CNBC: The "End" of Warren Buffett

Is This the End of Warren Buffett?

  • Yes

    Votes: 33 37.1%
  • No

    Votes: 56 62.9%

  • Total voters
    89
that david kass has a short position.

why else would he go on public record to make such lame ass comment to the media.

i think understands float etc as pro. he ain't no retard.




Quote from MachM1:

Just days after renewing his public criticism of Warren Buffett's current investment strategy and situation, the well-known short seller Doug Kass is out with a very bearish outlook for Berkshire Hathaway shares.

And this time he's not just making a short-term prediction as he did last year when he bet against Berkshire's stock for several months and then covered that bet at a profit.

Today on TheStreet.com, Kass asks, "Is This the End of Warren Buffett?"

Based on reported Berkshire holdings as of September 30, and the stock moves since then, Kass estimates:

Wells Fargo: $6.3 billion lost on 290 million shares

American Express: $2.9 billion lost on 151 million shares

Coca-Cola: $2.1 billion lost on 200 million shares

Burlington Northern Santa Fe: $1.8 billion lost on 63 million shares

ConocoPhillips: $1.5 billion lost on 60 million shares

U.S. Bancorp: $1.5 billion on 73 million shares

http://www.cnbc.com/id/28877530
 
Quote from MachM1:

Reuters (UK)-: The Treasury bond "bubble" bursting slowly

The proximate cause for the selling in Treasuries stems from expectations that the government will need to borrow about $2 trillion of debt this year to finance its rescue packages for the battered banking sector. Already, outstanding Treasury debt stood at $5.5 trillion at the end of September.

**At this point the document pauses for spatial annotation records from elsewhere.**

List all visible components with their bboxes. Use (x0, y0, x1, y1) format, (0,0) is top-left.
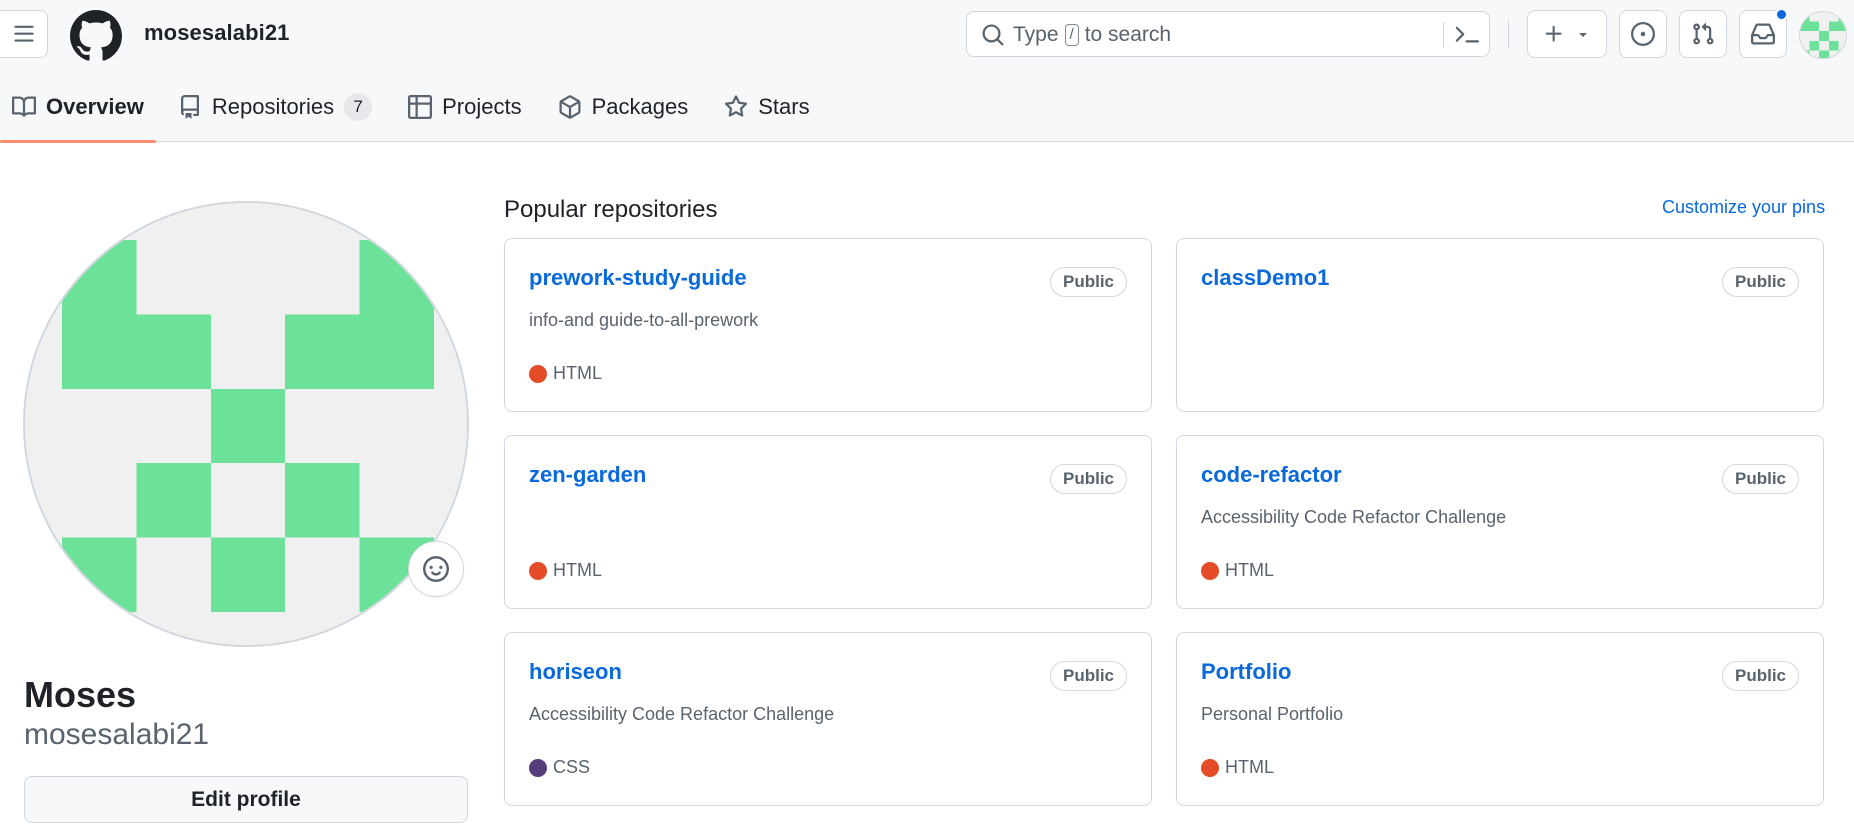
git-pull-request-icon (1693, 22, 1714, 45)
open-menu-button[interactable] (0, 10, 48, 58)
edit-profile-button[interactable]: Edit profile (24, 776, 468, 823)
plus-icon (1545, 25, 1562, 42)
tab-repositories[interactable]: Repositories 7 (166, 84, 384, 130)
language-label: HTML (553, 560, 602, 580)
search-placeholder: Type / to search (1013, 23, 1171, 47)
triangle-down-icon (1579, 33, 1587, 37)
header-divider (1508, 20, 1509, 48)
repo-card: classDemo1 Public (1176, 238, 1824, 412)
repo-name-link[interactable]: Portfolio (1201, 659, 1291, 685)
profile-tabs: Overview Repositories 7 Projects Package… (0, 84, 824, 143)
search-input[interactable]: Type / to search (966, 11, 1490, 57)
repo-language: HTML (1201, 560, 1274, 581)
pull-requests-button[interactable] (1679, 10, 1727, 58)
context-owner-link[interactable]: mosesalabi21 (144, 20, 290, 46)
global-bar: mosesalabi21 Type / to search (0, 0, 1854, 70)
app-header: mosesalabi21 Type / to search Overview R… (0, 0, 1854, 143)
customize-pins-link[interactable]: Customize your pins (1662, 197, 1825, 218)
identicon-icon (25, 203, 467, 645)
repo-card: horiseon Public Accessibility Code Refac… (504, 632, 1152, 806)
search-shortcut-key: / (1064, 24, 1079, 46)
language-label: HTML (1225, 560, 1274, 580)
tab-label: Stars (758, 94, 810, 119)
visibility-badge: Public (1721, 267, 1799, 297)
repo-language: HTML (529, 363, 602, 384)
profile-full-name: Moses (24, 674, 137, 715)
repo-count-badge: 7 (344, 93, 373, 121)
language-color-dot (529, 758, 547, 777)
repo-language: HTML (529, 560, 602, 581)
repo-name-link[interactable]: prework-study-guide (529, 265, 747, 291)
repo-name-link[interactable]: zen-garden (529, 462, 646, 488)
visibility-badge: Public (1049, 464, 1127, 494)
tab-label: Packages (591, 94, 689, 119)
github-logo-icon[interactable] (69, 10, 122, 62)
visibility-badge: Public (1049, 661, 1127, 691)
tab-overview[interactable]: Overview (0, 84, 156, 143)
repo-name-link[interactable]: classDemo1 (1201, 265, 1329, 291)
repo-description: Accessibility Code Refactor Challenge (1201, 507, 1507, 527)
repo-language: HTML (1201, 757, 1274, 778)
search-placeholder-suffix: to search (1084, 23, 1172, 46)
package-icon (559, 95, 581, 119)
smiley-icon (423, 556, 449, 582)
visibility-badge: Public (1721, 464, 1799, 494)
tab-label: Repositories (211, 94, 335, 119)
repo-card: zen-garden Public HTML (504, 435, 1152, 609)
pinned-section-title: Popular repositories (504, 196, 718, 223)
tab-projects[interactable]: Projects (396, 84, 533, 130)
inbox-icon (1751, 23, 1775, 45)
issue-opened-icon (1631, 22, 1655, 46)
book-icon (12, 96, 36, 117)
repo-description: Accessibility Code Refactor Challenge (529, 704, 835, 724)
repo-card: prework-study-guide Public info-and guid… (504, 238, 1152, 412)
language-color-dot (1201, 758, 1219, 777)
search-placeholder-prefix: Type (1013, 23, 1059, 46)
repo-description: Personal Portfolio (1201, 704, 1344, 724)
hamburger-icon (13, 25, 34, 42)
repo-name-link[interactable]: horiseon (529, 659, 622, 685)
language-label: CSS (553, 757, 591, 777)
search-icon (982, 24, 1004, 46)
visibility-badge: Public (1721, 661, 1799, 691)
profile-username: mosesalabi21 (24, 718, 210, 751)
tab-packages[interactable]: Packages (546, 84, 701, 130)
identicon-icon (1800, 12, 1846, 58)
set-status-button[interactable] (408, 541, 464, 597)
language-color-dot (529, 364, 547, 383)
repo-card: code-refactor Public Accessibility Code … (1176, 435, 1824, 609)
language-label: HTML (1225, 757, 1274, 777)
language-color-dot (1201, 561, 1219, 580)
profile-avatar[interactable] (23, 201, 469, 647)
command-palette-icon[interactable] (1455, 23, 1479, 47)
language-color-dot (529, 561, 547, 580)
tab-stars[interactable]: Stars (712, 84, 821, 130)
table-icon (408, 95, 433, 119)
repo-icon (180, 95, 199, 119)
repo-description: info-and guide-to-all-prework (529, 310, 759, 330)
create-new-button[interactable] (1527, 10, 1607, 58)
tab-label: Overview (46, 94, 144, 119)
star-icon (725, 95, 748, 117)
repo-card: Portfolio Public Personal Portfolio HTML (1176, 632, 1824, 806)
language-label: HTML (553, 363, 602, 383)
repo-language: CSS (529, 757, 590, 778)
repo-name-link[interactable]: code-refactor (1201, 462, 1342, 488)
issues-button[interactable] (1619, 10, 1667, 58)
unread-indicator (1775, 8, 1788, 21)
visibility-badge: Public (1049, 267, 1127, 297)
tab-label: Projects (442, 94, 522, 119)
user-avatar[interactable] (1799, 11, 1847, 59)
search-divider (1443, 22, 1444, 48)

With this in mind, investors are fleeing Treasuries. In fact, while the Dow Jones industrial average .DJI is down 7.5 percent so far this year, the 30-year Treasury bond is down even more at 10 percent. This is contrary to the usual dynamic, where Treasuries move in the opposite direction of stocks.

Over the last three weeks, investors have been selling U.S. Treasury bonds heavily, giving the 30-year Treasury bond's yield this week its biggest weekly jump since 2001, shortly after the September 11 attacks on the United States.

http://uk.reuters.com/article/ousiv/idUKTRE50N0GF20090124

WTF does this have to do with the thread?
 
LOL!!! I hit a sore spot!

You didn't answer my question... do you see the irony of you living in your parents' basement criticizing the guy who was #1 on the 2008 Forbes list of the world's billionaires?
Quote from forestfire:

Wow -that last comment speaks volumes, almost sounds like a cry for help.

I bet you've only just escaped from your parents basement and now that your dad isn't fucking you up the arse on a regular basis, you feel the need to lash out.

Oh and by the way, if you're trying to insult me then the least you can do is come up with something original, not a tired worn out scenario that you beat off to.

Obviously you are a spamming cunt, but I think there is a good chance you are either cocktrad3r, increase now or that bullz and bears gayboy.

To paraphrase, seeing as your powers of reflection are limited -

GO FUCK YOURSELF YOU CUNT
 
That's YOUR "logic" not mine, moron.

Do YOU see the irony of you living in your parents' basement criticizing the guy who was #1 on the 2008 Forbes list of the world's billionaires?
Quote from IShopAtPublix:

Using your logic, the guys at google should have never created their company because the richest man in the world (at the time) especially in software, would never let a search engine blossom...

Buffett is not Jesus and no matter your devotion to him, Buffet can and does make mistakes.
 
Quote from MachM1:

Already, outstanding Treasury debt stood at $5.5 trillion at the end of September.

That number can't be right. There has to be at least as many Treasury $$$ out there as there is Federal debt. My guess is they've excluded the giant pile of T-bonds sitting in the infamous SS and Health Benefit "lock boxes". The SS pile is arguably excludable for the near-term as the program is still slightly in surplus, but the Health benefit program is not and should now be included in such calculations.
 
Idiots, there's no way for Buffet to dodge these bullets.

He is the house.

His selling of those puts wasn't too bright, but the other stuff, no exit, 'cept the final exit.

No one forced his stockholders to hang on. Can't blame the old man.
 
Quote from Trader666:

LOL!!! I hit a sore spot!

You didn't answer my question... do you see the irony of you living in your parents' basement criticizing the guy who was #1 on the 2008 Forbes list of the world's billionaires?

Man, did you ever. We need to chip in and get that boy some prozac. He's got anger issues.

He'll read these posts tomorrow and pull a Mike Tyson:

"I want to rip out his heart and feed it to him. I want to kill people. I want to rip their stomachs out and eat their children. I'm on the Zoloft to keep from killin ya'll."
 
And for the OP, I guess that's the downside to managing a huge portfolio. You can't just liquidate and hide the cash under your mattress.

I have a feeling Warren will be just fine, though.